🤖 AI Summary
This work addresses the prevalent geometric layout errors—such as misaligned connectors, text overflow, and canvas boundary violations—that render SVG charts generated by large language models unusable. To mitigate these issues, the authors propose a geometry-aware reinforcement learning framework featuring a two-stage generation process: first producing a structured layout plan, then refining the SVG code using executable geometric feedback from a browser-based renderer. The approach introduces a novel six-dimensional fine-grained geometric reward signal and a Group Relative Policy Optimization (GRPO) algorithm to enable relative quality learning across multiple candidate outputs. Experimental results demonstrate that the method significantly outperforms state-of-the-art baselines in metrics including arrow anchor precision and text-in-bounding-box ratio, achieving superior performance in both local geometric accuracy and graph structural connectivity.
📝 Abstract
Generating structured, editable diagrams remains a significant challenge for contemporary large language models, despite their proficiency in general-purpose vector code generation.

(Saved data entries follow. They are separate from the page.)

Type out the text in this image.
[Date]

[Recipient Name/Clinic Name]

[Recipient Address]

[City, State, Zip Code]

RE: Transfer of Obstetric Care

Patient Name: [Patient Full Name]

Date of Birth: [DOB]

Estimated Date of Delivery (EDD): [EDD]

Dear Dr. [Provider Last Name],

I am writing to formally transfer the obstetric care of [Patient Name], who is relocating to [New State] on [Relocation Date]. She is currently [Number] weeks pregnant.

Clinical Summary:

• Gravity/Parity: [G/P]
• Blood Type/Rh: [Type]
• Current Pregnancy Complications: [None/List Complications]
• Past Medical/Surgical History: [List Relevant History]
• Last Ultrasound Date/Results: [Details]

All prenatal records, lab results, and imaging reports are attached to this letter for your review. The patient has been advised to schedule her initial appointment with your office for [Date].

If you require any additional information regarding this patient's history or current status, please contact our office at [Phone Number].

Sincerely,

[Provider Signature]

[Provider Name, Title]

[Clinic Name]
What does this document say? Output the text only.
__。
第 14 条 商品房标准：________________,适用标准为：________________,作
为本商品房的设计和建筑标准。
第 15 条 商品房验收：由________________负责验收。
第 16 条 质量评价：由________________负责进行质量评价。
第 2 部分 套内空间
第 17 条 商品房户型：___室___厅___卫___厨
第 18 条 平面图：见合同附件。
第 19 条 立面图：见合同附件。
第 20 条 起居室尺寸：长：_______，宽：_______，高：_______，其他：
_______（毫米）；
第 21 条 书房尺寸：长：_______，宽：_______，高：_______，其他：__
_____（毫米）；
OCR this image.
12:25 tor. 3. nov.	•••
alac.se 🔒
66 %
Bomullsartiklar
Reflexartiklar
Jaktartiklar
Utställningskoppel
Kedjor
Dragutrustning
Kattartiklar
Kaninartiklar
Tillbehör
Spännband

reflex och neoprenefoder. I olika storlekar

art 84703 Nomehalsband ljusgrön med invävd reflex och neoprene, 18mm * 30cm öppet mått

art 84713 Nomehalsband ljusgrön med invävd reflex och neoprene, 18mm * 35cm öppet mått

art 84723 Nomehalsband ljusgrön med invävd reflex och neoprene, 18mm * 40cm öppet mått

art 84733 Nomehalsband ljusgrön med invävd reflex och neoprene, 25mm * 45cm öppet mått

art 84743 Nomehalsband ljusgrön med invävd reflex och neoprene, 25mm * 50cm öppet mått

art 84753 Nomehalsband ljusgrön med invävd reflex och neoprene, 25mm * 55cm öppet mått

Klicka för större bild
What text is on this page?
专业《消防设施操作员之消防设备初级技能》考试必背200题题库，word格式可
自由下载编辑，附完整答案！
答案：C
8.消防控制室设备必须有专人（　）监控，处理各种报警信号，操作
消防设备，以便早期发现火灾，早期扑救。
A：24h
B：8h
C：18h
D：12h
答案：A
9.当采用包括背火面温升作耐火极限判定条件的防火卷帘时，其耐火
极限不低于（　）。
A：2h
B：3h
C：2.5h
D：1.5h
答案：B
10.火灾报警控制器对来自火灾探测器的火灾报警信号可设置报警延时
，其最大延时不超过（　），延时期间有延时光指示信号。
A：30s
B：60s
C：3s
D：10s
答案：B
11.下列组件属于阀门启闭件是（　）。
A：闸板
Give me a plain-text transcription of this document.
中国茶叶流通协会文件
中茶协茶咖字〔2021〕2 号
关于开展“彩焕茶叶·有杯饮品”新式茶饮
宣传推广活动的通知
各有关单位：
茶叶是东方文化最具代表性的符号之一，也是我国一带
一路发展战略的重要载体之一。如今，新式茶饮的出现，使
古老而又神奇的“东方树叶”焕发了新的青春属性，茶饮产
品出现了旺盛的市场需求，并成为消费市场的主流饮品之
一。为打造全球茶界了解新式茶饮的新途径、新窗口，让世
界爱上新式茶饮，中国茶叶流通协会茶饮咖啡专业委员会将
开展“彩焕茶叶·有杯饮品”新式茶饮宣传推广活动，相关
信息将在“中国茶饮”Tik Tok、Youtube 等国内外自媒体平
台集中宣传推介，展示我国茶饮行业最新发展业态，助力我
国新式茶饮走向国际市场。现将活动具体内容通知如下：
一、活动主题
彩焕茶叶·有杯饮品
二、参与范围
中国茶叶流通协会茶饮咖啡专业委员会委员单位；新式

The primary difficulty lies in the structural fragility of the output; minor errors such as misaligned connector endpoints, text labels overlapping borders, or complex layouts drifting beyond the canvas boundaries render the resulting SVG files functionally unusable for professional applications. To address these issues, we introduce GeoSVG-RL, a specialized reinforcement learning framework designed for layout-constrained text-to-SVG generation. Unlike standard training objectives that rely solely on maximizing token-level likelihood, our approach optimizes the policy against explicit, executable geometric feedback. The model first produces a structured layout plan that serves as a geometric contract for the subsequent generation of the SVG code. This code is then rendered through a browser-backed verifier, enabling the calculation of fine-grained rewards across six critical dimensions: rendering validity, canvas fitting, precise anchor placement, text containment, graph consistency, and code cleanliness. We utilize Group Relative Policy Optimization (GRPO) to refine the model, sampling multiple candidates per prompt to facilitate updates based on relative quality. Starting from a supervised warm-start phase on synthetic data, GeoSVG-RL achieves substantial gains in structural reliability, particularly in arrow-anchor accuracy and text-in-box rates. Quantitative evaluations demonstrate that our method consistently outperforms current state-of-the-art systems in local geometric precision and the preservation of graph connectivity, providing a robust pathway toward automated yet reliable technical illustration.